L’échéance du mondial a ceci d’extraordinaire qu’elle oblige les décideurs à mettre les bouchées doubles pour accomplir tout ce que les gouvernements précédents ont négligé ou laissé en plan, soit par incurie, incompétence ou les deux à la fois, dans des domaines pourtant essentiels. Il est clair pour tout un chacun que le déficit est principalement considérable dans tout ce qui a trait aux aménités urbaines et environnementales qui contribuent à rendre une ville plus attractive en termes de mobilité et de loisirs…Ni bande cyclable ni couloirs pour bus. Les carences et les défaillances sont légion dans toutes les villes du pays. La palme de l’imprévoyance klaxonnante a été décrochée quand il s’est agi de réinventer le transport à Casablanca et le rendre plus fluide. Le choix s’est porté paradoxalement sur le tramway, un mode locomotion désuet qui, pour ajouter à la complexité du problème, s’est accaparé la part du lion des grandes artères tout en le faisant rouler en site propre pour des raisons de sécurité ! De ces choix malheureux ont résulté le rétrécissement des grandes artères dédiées au tram et des bouchons en permanence sur fond de perturbation de la circulation.

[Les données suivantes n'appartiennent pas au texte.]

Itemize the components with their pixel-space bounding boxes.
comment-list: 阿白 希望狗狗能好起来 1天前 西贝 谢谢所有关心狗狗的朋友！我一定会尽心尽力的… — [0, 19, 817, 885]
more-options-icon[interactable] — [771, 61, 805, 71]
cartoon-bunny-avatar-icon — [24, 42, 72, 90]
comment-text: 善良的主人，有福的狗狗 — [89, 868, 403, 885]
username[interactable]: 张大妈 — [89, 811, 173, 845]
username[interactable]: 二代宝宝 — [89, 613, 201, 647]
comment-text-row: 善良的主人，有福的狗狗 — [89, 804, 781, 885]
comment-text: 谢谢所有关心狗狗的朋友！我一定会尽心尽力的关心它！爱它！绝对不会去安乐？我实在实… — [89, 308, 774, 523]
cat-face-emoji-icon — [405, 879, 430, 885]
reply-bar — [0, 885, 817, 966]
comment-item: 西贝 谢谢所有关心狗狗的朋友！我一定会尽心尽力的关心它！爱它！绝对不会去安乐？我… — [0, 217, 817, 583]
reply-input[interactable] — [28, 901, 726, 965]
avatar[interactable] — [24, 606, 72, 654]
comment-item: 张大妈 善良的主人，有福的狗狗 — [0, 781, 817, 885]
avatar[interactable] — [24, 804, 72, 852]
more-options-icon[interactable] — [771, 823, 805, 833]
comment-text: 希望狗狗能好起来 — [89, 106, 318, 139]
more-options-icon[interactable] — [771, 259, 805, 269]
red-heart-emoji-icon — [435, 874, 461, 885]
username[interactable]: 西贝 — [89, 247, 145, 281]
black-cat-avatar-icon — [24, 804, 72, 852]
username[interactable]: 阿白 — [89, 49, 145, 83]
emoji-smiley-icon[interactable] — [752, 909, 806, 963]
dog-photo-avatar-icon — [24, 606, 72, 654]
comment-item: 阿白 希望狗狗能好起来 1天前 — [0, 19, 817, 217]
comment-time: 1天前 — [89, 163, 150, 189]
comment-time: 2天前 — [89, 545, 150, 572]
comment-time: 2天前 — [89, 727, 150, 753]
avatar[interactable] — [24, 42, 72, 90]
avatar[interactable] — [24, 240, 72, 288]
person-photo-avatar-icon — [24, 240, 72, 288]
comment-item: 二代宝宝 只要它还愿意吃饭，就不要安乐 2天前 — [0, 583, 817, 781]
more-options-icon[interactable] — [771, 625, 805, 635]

Comme si ce rétrécissement hautement préjudiciable n’était pas suffisant , les élus dans leur infinie perspicacité ont gratifié les Casablancais du Busway qui s’est adjugé ce qui reste des avenues. En route pour la planification du désordre urbain !

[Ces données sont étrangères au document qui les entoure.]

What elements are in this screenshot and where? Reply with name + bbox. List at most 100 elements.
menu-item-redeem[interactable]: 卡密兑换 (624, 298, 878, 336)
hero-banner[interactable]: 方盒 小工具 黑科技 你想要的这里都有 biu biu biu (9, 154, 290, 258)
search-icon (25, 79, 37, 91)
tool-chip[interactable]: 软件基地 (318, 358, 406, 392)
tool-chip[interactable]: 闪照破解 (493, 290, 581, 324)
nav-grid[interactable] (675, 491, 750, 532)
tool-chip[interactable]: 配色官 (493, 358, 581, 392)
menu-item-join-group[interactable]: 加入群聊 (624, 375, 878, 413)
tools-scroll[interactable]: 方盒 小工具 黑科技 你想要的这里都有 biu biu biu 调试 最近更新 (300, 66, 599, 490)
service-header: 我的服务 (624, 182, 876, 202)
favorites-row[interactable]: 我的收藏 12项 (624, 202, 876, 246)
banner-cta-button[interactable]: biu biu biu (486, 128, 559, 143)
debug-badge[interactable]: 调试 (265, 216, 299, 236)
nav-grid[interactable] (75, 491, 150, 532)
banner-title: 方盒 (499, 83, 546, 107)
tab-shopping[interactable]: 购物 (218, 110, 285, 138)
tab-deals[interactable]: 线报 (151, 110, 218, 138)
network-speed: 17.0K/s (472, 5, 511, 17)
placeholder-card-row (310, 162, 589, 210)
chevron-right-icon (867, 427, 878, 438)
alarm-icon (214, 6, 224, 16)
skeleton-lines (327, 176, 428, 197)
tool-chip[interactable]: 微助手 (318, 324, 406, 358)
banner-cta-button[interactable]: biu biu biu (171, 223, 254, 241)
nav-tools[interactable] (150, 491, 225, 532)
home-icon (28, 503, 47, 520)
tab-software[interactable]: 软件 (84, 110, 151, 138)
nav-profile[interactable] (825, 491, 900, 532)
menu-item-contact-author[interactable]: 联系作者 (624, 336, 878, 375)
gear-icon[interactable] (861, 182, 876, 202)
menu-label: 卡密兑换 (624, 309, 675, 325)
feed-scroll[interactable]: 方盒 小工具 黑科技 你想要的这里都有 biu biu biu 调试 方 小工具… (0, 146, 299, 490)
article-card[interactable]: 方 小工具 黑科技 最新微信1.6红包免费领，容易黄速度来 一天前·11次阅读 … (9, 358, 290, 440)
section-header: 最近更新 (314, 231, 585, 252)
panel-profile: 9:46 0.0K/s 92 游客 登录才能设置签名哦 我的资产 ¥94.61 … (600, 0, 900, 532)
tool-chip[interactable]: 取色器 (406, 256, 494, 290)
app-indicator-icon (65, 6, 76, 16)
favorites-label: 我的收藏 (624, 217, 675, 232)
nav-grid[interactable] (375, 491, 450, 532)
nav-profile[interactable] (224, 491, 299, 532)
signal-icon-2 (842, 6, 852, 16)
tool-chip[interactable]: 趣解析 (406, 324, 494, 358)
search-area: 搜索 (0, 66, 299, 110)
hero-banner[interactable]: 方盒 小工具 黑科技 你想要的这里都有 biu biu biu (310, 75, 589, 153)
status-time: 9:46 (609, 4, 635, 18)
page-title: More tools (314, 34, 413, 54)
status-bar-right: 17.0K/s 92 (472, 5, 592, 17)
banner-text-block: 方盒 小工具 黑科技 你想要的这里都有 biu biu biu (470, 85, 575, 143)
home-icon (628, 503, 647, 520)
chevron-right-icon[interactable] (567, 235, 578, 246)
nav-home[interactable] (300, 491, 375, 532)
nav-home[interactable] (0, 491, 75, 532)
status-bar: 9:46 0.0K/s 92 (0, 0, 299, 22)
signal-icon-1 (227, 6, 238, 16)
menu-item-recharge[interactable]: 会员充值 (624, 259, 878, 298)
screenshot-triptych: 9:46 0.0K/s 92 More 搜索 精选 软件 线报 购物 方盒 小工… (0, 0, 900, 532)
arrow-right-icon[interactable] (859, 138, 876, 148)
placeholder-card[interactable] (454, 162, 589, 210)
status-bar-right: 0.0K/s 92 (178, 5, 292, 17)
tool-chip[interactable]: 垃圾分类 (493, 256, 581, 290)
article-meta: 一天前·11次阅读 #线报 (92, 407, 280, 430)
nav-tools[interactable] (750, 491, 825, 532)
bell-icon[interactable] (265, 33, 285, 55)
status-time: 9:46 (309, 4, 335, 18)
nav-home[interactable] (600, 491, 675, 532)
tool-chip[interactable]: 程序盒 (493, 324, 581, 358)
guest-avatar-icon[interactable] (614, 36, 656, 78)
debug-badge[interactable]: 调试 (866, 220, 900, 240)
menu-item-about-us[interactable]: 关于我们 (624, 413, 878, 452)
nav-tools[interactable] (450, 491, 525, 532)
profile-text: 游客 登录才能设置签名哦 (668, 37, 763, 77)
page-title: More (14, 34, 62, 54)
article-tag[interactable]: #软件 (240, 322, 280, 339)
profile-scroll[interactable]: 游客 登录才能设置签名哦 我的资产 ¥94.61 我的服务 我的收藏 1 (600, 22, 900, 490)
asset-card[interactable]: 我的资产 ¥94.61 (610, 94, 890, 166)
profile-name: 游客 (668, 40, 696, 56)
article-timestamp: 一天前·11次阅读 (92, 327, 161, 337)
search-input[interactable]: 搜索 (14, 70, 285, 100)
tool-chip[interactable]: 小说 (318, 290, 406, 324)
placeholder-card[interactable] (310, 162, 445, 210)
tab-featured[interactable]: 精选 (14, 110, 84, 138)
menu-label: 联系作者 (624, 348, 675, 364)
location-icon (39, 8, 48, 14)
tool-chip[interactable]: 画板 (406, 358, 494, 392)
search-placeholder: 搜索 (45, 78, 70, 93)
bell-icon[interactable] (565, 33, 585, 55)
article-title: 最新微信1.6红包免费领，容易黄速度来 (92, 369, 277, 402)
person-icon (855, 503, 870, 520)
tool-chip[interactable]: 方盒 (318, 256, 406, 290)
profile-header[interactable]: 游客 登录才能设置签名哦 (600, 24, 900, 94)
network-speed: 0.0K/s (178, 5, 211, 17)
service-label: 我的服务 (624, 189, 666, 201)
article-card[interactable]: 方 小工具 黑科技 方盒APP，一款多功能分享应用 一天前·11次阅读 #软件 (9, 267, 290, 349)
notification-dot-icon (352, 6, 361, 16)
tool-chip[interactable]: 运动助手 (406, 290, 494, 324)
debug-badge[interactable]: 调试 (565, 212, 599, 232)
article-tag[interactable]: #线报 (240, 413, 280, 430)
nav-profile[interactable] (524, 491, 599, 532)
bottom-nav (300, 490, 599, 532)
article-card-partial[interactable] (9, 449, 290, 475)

Le tramway en site propre a fait également une grande victime collatérale, les commerces bordant les deux côtés de sa voie de circulation en raison de l’interdiction de stationner imposée par la réduction de la chaussée. Au lieu de faire marcher le business, le Tram marocain le tue sans contribuer, autre énorme paradoxe, au renouveau commercial du centre-ville, en proie depuis longtemps à un délabrement scandaleux. L’erreur originelle vient sans doute du fait que le tram a été conçu juste comme un simple moyen de transport qui déplace la foule des usagers d’un point à un autre et non comme un outil d’aménagement urbain tourné vers les objectifs de requalification urbaine et planifiés dans la rationalité par les politiques de la ville. En voilà une drôle de gouvernance locale qui roule à l’on sait quelle carburant de génie puisqu’elle œuvre non pas pour réinventer les mobilités et atténuer le caractère invivable de la circulation mais pour la rendre encore plus cauchemardesque. Standing ovation.
Normes
Quant à la gestion des déchets ménagers, le retard est encore plus important avec moins de 10% valorisés dans un pays qui pratique encore l’enfouissement au lieu de recourir au recyclage et à la valorisation, procédé en ligne avec les impératifs du développement durable.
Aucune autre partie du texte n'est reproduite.